С ним одним мне хотелось и говорить и советоваться.
Осенний, словно ветром обдающий душу пейзаж Подмосковья свободно открывался: обнаженно распахнутые поля, красные — я мысленно слышал их жестяное шуршанье — листья на оголившихся деревьях…
Вы скажете: «Мрачно…» Пожалуй, нет. Пожалуй, что-то другое, но только не мрак. Печаль отшумевшей летней жизни, память о ней, ее ощутимый след в забитых фанерных ларьках, заколоченных домиках, опустевших дачных участках. И не ощущение конца, а наоборот, ощущение близкой перемены, обещание зимы с ее светом, с белым мехом снегов, с радостью спокойного зимнего солнца.
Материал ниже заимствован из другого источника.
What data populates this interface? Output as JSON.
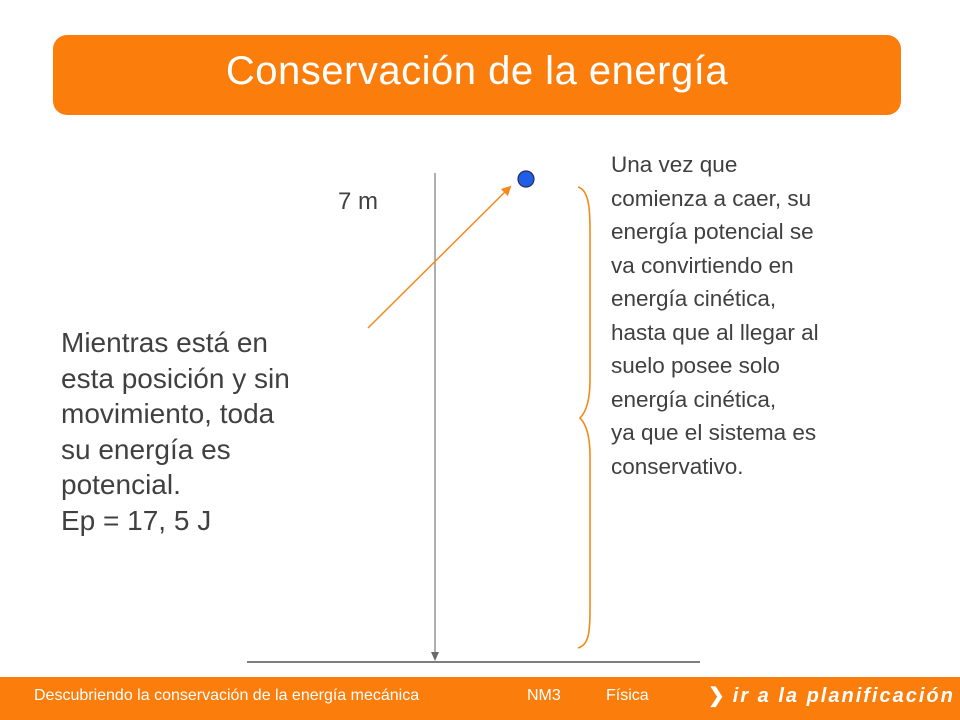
{
  "title": "Conservación de la energía",
  "diagram": {
    "height_label": "7 m"
  },
  "left_text": {
    "lines": [
      "Mientras está en",
      "esta posición y sin",
      "movimiento,  toda",
      "su energía es",
      "potencial.",
      "Ep = 17, 5 J"
    ]
  },
  "right_text": {
    "lines": [
      "Una vez que",
      "comienza a caer,  su",
      "energía potencial se",
      "va  convirtiendo en",
      "energía cinética,",
      "hasta que al llegar al",
      "suelo posee solo",
      "energía cinética,",
      "ya que el sistema es",
      "conservativo."
    ]
  },
  "footer": {
    "course": "Descubriendo la conservación de la energía mecánica",
    "level": "NM3",
    "subject": "Física",
    "link_label": "ir a la planificación"
  },
  "colors": {
    "accent": "#fb7e0d",
    "ball": "#1f5fe8",
    "arrow": "#f28a1e",
    "text": "#404040"
  }
}
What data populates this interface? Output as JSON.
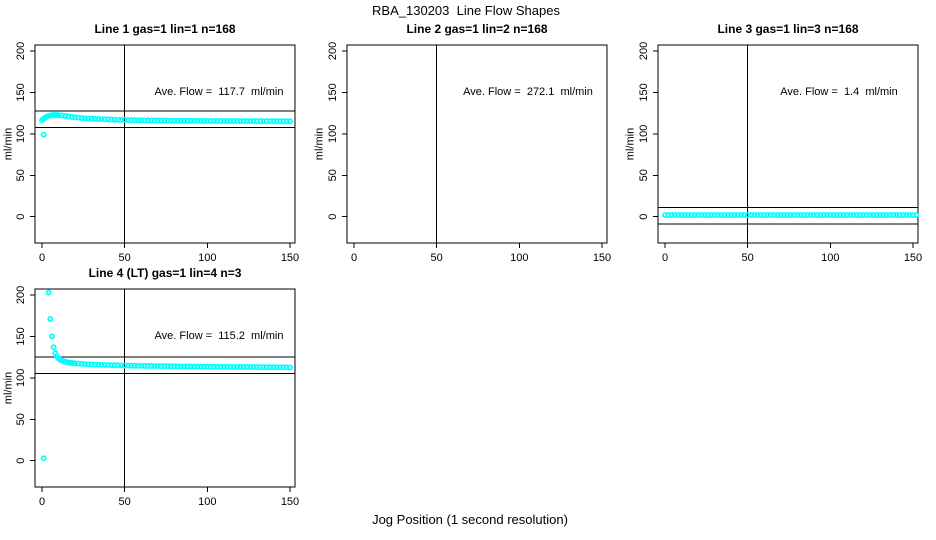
{
  "main_title": "RBA_130203  Line Flow Shapes",
  "xlabel": "Jog Position (1 second resolution)",
  "ylabel": "ml/min",
  "colors": {
    "points": "#00ffff",
    "axis": "#000000",
    "background": "#ffffff"
  },
  "chart_data": [
    {
      "type": "scatter",
      "title": "Line 1 gas=1 lin=1 n=168",
      "annotation": "Ave. Flow =  117.7  ml/min",
      "ave_flow_ml_min": 117.7,
      "n": 168,
      "xticks": [
        0,
        50,
        100,
        150
      ],
      "yticks": [
        0,
        50,
        100,
        150,
        200
      ],
      "xlim": [
        -4,
        153
      ],
      "ylim": [
        -32,
        207
      ],
      "vline_x": 50,
      "hlines_y": [
        107.7,
        127.7
      ],
      "marker": "circle-open",
      "x": [
        0,
        1,
        2,
        3,
        4,
        5,
        6,
        7,
        8,
        9,
        10,
        12,
        14,
        16,
        18,
        20,
        22,
        24,
        26,
        28,
        30,
        32,
        34,
        36,
        38,
        40,
        42,
        44,
        46,
        48,
        50,
        52,
        54,
        56,
        58,
        60,
        62,
        64,
        66,
        68,
        70,
        72,
        74,
        76,
        78,
        80,
        82,
        84,
        86,
        88,
        90,
        92,
        94,
        96,
        98,
        100,
        102,
        104,
        106,
        108,
        110,
        112,
        114,
        116,
        118,
        120,
        122,
        124,
        126,
        128,
        130,
        132,
        134,
        136,
        138,
        140,
        142,
        144,
        146,
        148,
        150
      ],
      "y": [
        116.5,
        118.3,
        119.6,
        120.8,
        121.6,
        122.2,
        122.5,
        122.6,
        122.6,
        122.6,
        122.5,
        122.2,
        121.7,
        121.1,
        120.5,
        119.9,
        119.5,
        119.1,
        118.8,
        118.5,
        118.3,
        118.1,
        117.9,
        117.7,
        117.5,
        117.4,
        117.2,
        117.1,
        117.0,
        116.9,
        116.8,
        116.7,
        116.6,
        116.5,
        116.4,
        116.4,
        116.3,
        116.3,
        116.2,
        116.2,
        116.1,
        116.1,
        116.0,
        116.0,
        115.9,
        115.9,
        115.9,
        115.8,
        115.8,
        115.8,
        115.7,
        115.7,
        115.7,
        115.7,
        115.6,
        115.6,
        115.6,
        115.6,
        115.6,
        115.5,
        115.5,
        115.5,
        115.5,
        115.5,
        115.4,
        115.4,
        115.4,
        115.4,
        115.4,
        115.4,
        115.3,
        115.3,
        115.3,
        115.3,
        115.3,
        115.3,
        115.2,
        115.2,
        115.2,
        115.2,
        115.2
      ],
      "outliers": [
        [
          1,
          99
        ]
      ]
    },
    {
      "type": "scatter",
      "title": "Line 2 gas=1 lin=2 n=168",
      "annotation": "Ave. Flow =  272.1  ml/min",
      "ave_flow_ml_min": 272.1,
      "n": 168,
      "xticks": [
        0,
        50,
        100,
        150
      ],
      "yticks": [
        0,
        50,
        100,
        150,
        200
      ],
      "xlim": [
        -4,
        153
      ],
      "ylim": [
        -32,
        207
      ],
      "vline_x": 50,
      "hlines_y": [],
      "marker": "circle-open",
      "x": [],
      "y": [],
      "outliers": []
    },
    {
      "type": "scatter",
      "title": "Line 3 gas=1 lin=3 n=168",
      "annotation": "Ave. Flow =  1.4  ml/min",
      "ave_flow_ml_min": 1.4,
      "n": 168,
      "xticks": [
        0,
        50,
        100,
        150
      ],
      "yticks": [
        0,
        50,
        100,
        150,
        200
      ],
      "xlim": [
        -4,
        153
      ],
      "ylim": [
        -32,
        207
      ],
      "vline_x": 50,
      "hlines_y": [
        -8.6,
        11.4
      ],
      "marker": "circle-open",
      "x": [
        0,
        2,
        4,
        6,
        8,
        10,
        12,
        14,
        16,
        18,
        20,
        22,
        24,
        26,
        28,
        30,
        32,
        34,
        36,
        38,
        40,
        42,
        44,
        46,
        48,
        50,
        52,
        54,
        56,
        58,
        60,
        62,
        64,
        66,
        68,
        70,
        72,
        74,
        76,
        78,
        80,
        82,
        84,
        86,
        88,
        90,
        92,
        94,
        96,
        98,
        100,
        102,
        104,
        106,
        108,
        110,
        112,
        114,
        116,
        118,
        120,
        122,
        124,
        126,
        128,
        130,
        132,
        134,
        136,
        138,
        140,
        142,
        144,
        146,
        148,
        150,
        152
      ],
      "y": [
        2,
        2,
        2,
        2,
        2,
        2,
        2,
        2,
        2,
        2,
        2,
        2,
        2,
        2,
        2,
        2,
        2,
        2,
        2,
        2,
        2,
        2,
        2,
        2,
        2,
        2,
        2,
        2,
        2,
        2,
        2,
        2,
        2,
        2,
        2,
        2,
        2,
        2,
        2,
        2,
        2,
        2,
        2,
        2,
        2,
        2,
        2,
        2,
        2,
        2,
        2,
        2,
        2,
        2,
        2,
        2,
        2,
        2,
        2,
        2,
        2,
        2,
        2,
        2,
        2,
        2,
        2,
        2,
        2,
        2,
        2,
        2,
        2,
        2,
        2,
        2,
        2
      ],
      "outliers": []
    },
    {
      "type": "scatter",
      "title": "Line 4 (LT) gas=1 lin=4 n=3",
      "annotation": "Ave. Flow =  115.2  ml/min",
      "ave_flow_ml_min": 115.2,
      "n": 3,
      "xticks": [
        0,
        50,
        100,
        150
      ],
      "yticks": [
        0,
        50,
        100,
        150,
        200
      ],
      "xlim": [
        -4,
        153
      ],
      "ylim": [
        -32,
        207
      ],
      "vline_x": 50,
      "hlines_y": [
        105.2,
        125.2
      ],
      "marker": "circle-open",
      "x": [
        4,
        5,
        6,
        7,
        8,
        9,
        10,
        11,
        12,
        13,
        14,
        15,
        16,
        17,
        18,
        19,
        20,
        22,
        24,
        26,
        28,
        30,
        32,
        34,
        36,
        38,
        40,
        42,
        44,
        46,
        48,
        50,
        52,
        54,
        56,
        58,
        60,
        62,
        64,
        66,
        68,
        70,
        72,
        74,
        76,
        78,
        80,
        82,
        84,
        86,
        88,
        90,
        92,
        94,
        96,
        98,
        100,
        102,
        104,
        106,
        108,
        110,
        112,
        114,
        116,
        118,
        120,
        122,
        124,
        126,
        128,
        130,
        132,
        134,
        136,
        138,
        140,
        142,
        144,
        146,
        148,
        150
      ],
      "y": [
        203,
        171,
        150,
        137,
        130,
        126,
        123.5,
        122,
        121,
        120.2,
        119.5,
        119,
        118.5,
        118.2,
        118,
        117.7,
        117.5,
        117.2,
        116.9,
        116.7,
        116.4,
        116.2,
        116.0,
        115.9,
        115.7,
        115.6,
        115.4,
        115.3,
        115.2,
        115.1,
        115.0,
        114.9,
        114.8,
        114.7,
        114.6,
        114.5,
        114.5,
        114.4,
        114.3,
        114.3,
        114.2,
        114.2,
        114.1,
        114.1,
        114.0,
        114.0,
        113.9,
        113.9,
        113.8,
        113.8,
        113.7,
        113.7,
        113.6,
        113.6,
        113.6,
        113.5,
        113.5,
        113.4,
        113.4,
        113.4,
        113.3,
        113.3,
        113.3,
        113.2,
        113.2,
        113.2,
        113.1,
        113.1,
        113.1,
        113.0,
        113.0,
        113.0,
        112.9,
        112.9,
        112.9,
        112.8,
        112.8,
        112.8,
        112.7,
        112.7,
        112.7,
        112.6
      ],
      "outliers": [
        [
          1,
          3
        ]
      ]
    }
  ]
}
Я чувствовал этот переход, незаметное впадение осени в зиму, и было тревожно от собственных молчаливых дум о будущем, о работе, о жизни, от лежащих в тонкой картонной папке рисунков, хороших или плохих — самому неясно, от предстоящей встречи с другом, с которым накрепко, быть может навсегда, объединяет не только настоящее или будущее, но и прошлое…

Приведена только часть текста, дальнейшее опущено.